City Hall sure knows how to give the cold shoulder to pesky NYCHA tenants.
The social-justice nonprofit Community Voices Heard last week organized a mass call-in, urging residents demand a tenfold hike in funding to repair the city’s dilapidated public housing.
The group reports that City Hall responded by rerouting calls from NYCHA tenants to 311. At that point, the activists gave tenants the number to the Mayor’s Office of Intergovernmental Affairs — which quickly reacted by just letting calls go straight to voicemail.
Way to show you care, City Hall.
Oh, Mayor de Blasio did put some help for NYCHA in his new budget: $200 million to upgrade aging boilers and heating systems at 20 projects.
But the renovations won’t finish before 2022. Bronx Borough President Ruben Diaz Jr. rightly called that “cold comfort for the tenants of NYCHA.”

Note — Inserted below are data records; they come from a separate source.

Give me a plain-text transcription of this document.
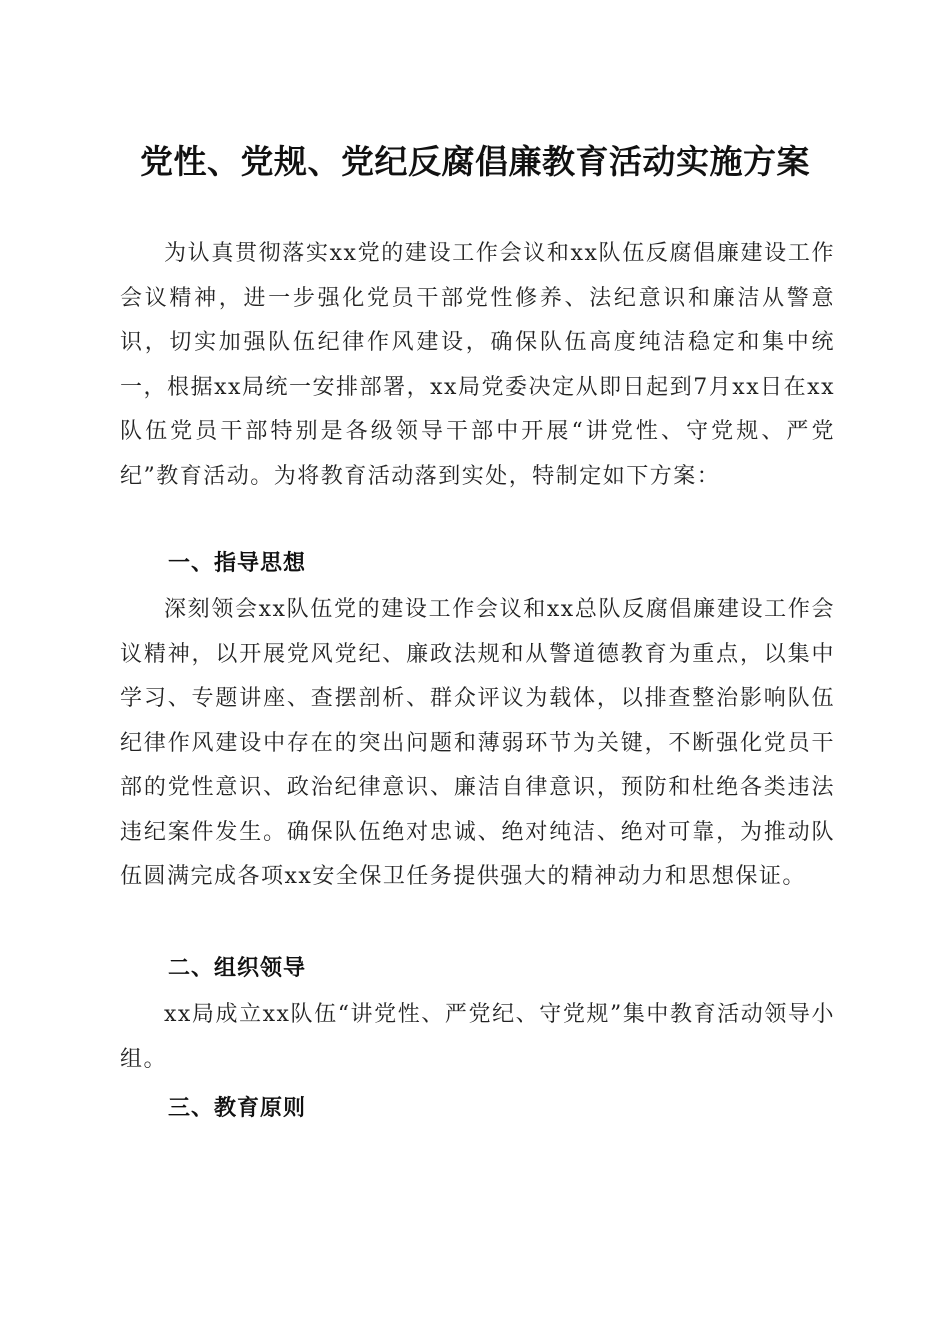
党性、党规、党纪反腐倡廉教育活动实施方案

为认真贯彻落实xx党的建设工作会议和xx队伍反腐倡廉建设工作会议精神，进一步强化党员干部党性修养、法纪意识和廉洁从警意识，切实加强队伍纪律作风建设，确保队伍高度纯洁稳定和集中统一，根据xx局统一安排部署，xx局党委决定从即日起到7月xx日在xx队伍党员干部特别是各级领导干部中开展“讲党性、守党规、严党纪”教育活动。为将教育活动落到实处，特制定如下方案：

一、指导思想

深刻领会xx队伍党的建设工作会议和xx总队反腐倡廉建设工作会议精神，以开展党风党纪、廉政法规和从警道德教育为重点，以集中学习、专题讲座、查摆剖析、群众评议为载体，以排查整治影响队伍纪律作风建设中存在的突出问题和薄弱环节为关键，不断强化党员干部的党性意识、政治纪律意识、廉洁自律意识，预防和杜绝各类违法违纪案件发生。确保队伍绝对忠诚、绝对纯洁、绝对可靠，为推动队伍圆满完成各项xx安全保卫任务提供强大的精神动力和思想保证。

二、组织领导

xx局成立xx队伍“讲党性、严党纪、守党规”集中教育活动领导小组。

三、教育原则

All this, while the mayor continues to defend the agency’s chief, Shola Olatoye, while replacing other top NYCHA execs.
Yet, as we noted last week, his claims that Olatoye has worked miracles with her budget turn out to be utter bull.
For whatever reason, de Blasio’s plainly just hoping to hold on until angry tenants give up — which tells you plenty about how he truly feels about “the other New York.”